Wnnba-knatsch beigelegt: stars jubeln über milliarden-deal – saisonstart gerettet
Die drohende Spielersperre ist abgewendet. Nach zehnmonatigem Poker einigten sich die WNBA und ihre Spielergewerkschaft mündlich auf einen neuen Tarifvertrag – nur 49 Tage vor dem ersten Sprungball der 30. Saison.

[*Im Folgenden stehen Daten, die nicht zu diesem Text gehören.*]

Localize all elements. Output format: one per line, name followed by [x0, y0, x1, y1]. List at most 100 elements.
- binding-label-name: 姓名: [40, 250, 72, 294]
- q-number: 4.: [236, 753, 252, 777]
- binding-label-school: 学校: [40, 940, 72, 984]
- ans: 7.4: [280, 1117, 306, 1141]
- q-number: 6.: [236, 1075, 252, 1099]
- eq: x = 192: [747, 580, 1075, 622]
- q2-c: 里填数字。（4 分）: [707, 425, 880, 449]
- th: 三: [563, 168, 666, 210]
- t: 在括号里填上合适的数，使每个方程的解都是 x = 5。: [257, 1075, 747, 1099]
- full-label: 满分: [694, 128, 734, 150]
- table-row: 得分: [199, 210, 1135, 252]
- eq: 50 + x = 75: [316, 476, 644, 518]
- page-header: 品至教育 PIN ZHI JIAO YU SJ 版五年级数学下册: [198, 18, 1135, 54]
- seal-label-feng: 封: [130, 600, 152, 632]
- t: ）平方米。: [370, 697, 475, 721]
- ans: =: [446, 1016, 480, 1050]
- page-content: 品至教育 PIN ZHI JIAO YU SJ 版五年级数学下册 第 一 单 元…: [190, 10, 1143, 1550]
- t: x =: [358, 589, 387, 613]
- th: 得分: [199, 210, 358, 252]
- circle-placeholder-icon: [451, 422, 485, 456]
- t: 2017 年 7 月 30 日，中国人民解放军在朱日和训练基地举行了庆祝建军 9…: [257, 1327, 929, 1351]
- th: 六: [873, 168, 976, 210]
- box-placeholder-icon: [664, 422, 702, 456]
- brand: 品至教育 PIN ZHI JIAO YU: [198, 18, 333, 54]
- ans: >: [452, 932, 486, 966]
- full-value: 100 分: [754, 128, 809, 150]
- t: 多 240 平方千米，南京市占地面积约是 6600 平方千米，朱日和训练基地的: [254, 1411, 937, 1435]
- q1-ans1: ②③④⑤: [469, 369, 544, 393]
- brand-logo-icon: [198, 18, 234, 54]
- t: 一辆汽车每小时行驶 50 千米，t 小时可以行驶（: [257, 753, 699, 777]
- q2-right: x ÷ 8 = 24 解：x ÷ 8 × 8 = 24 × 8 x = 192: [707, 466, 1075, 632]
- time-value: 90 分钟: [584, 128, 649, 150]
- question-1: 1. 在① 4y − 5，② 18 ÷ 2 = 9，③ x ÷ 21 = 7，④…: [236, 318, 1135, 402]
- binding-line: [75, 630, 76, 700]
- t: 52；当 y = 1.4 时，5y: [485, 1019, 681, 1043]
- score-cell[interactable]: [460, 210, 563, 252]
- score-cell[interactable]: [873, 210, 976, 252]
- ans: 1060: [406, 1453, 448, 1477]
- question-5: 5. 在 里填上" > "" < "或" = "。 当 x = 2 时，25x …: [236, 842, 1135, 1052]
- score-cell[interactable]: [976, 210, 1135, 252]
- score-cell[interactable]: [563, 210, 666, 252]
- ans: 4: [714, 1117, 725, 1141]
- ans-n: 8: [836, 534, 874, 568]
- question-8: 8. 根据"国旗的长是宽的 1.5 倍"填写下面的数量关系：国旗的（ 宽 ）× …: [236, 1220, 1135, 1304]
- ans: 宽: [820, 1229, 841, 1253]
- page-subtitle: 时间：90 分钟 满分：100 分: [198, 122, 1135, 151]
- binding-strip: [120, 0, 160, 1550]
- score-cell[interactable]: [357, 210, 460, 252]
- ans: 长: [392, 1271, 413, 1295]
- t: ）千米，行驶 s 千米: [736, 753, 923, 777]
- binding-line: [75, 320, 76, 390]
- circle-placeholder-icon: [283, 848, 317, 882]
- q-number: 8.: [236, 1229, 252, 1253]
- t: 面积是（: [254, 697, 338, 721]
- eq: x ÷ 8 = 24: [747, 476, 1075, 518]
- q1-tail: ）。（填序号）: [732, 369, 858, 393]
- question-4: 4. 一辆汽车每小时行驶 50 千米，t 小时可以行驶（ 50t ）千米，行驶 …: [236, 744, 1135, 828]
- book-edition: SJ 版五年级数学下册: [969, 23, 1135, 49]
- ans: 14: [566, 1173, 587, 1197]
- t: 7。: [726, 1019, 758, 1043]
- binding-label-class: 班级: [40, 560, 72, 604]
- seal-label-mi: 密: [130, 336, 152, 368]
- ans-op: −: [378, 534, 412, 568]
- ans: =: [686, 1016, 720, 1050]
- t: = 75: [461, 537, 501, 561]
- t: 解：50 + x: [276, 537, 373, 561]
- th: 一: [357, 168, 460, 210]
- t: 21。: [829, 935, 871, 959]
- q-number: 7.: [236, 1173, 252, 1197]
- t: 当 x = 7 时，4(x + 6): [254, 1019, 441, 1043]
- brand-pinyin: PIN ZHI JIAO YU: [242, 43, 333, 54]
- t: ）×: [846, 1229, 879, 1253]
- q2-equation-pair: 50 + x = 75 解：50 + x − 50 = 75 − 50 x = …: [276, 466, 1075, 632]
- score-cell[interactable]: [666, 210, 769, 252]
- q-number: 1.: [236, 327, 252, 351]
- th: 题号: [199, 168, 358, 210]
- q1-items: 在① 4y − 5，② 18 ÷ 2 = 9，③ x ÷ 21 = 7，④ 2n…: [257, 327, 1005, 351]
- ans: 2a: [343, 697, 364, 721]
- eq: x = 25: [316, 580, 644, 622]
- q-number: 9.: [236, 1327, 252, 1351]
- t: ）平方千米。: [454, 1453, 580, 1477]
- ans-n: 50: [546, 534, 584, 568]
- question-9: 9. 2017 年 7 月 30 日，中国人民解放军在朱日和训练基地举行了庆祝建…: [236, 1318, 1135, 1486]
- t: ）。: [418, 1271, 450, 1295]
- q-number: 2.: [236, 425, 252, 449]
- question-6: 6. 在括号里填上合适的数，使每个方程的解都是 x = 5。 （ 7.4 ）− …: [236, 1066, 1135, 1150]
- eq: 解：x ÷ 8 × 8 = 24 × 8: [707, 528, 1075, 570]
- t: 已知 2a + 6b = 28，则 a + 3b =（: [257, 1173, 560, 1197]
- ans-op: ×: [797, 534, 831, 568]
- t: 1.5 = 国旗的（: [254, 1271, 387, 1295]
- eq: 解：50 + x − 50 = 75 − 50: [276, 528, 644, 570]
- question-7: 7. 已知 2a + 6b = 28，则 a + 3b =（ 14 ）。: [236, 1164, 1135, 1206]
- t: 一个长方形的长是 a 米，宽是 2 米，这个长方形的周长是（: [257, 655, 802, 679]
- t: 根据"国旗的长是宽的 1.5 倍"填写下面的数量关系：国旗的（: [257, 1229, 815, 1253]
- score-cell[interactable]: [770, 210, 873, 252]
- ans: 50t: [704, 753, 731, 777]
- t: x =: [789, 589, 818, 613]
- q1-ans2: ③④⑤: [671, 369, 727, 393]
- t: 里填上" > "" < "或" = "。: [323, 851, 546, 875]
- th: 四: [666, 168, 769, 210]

Die Großen kamen zusammen in Midtown Manhattan. Cathy Engelbert, die Liga-Commissioner, trat vor die Mikrofone. Hinter ihr: Terri Carmichael Jackson, Nneka Ogwumike, Breanna Stewart – das Who-is-Who der besten Liga der Welt. Keiner sprach von Boykott mehr. Stattdessen klang es wie nach einer Siegesansprache.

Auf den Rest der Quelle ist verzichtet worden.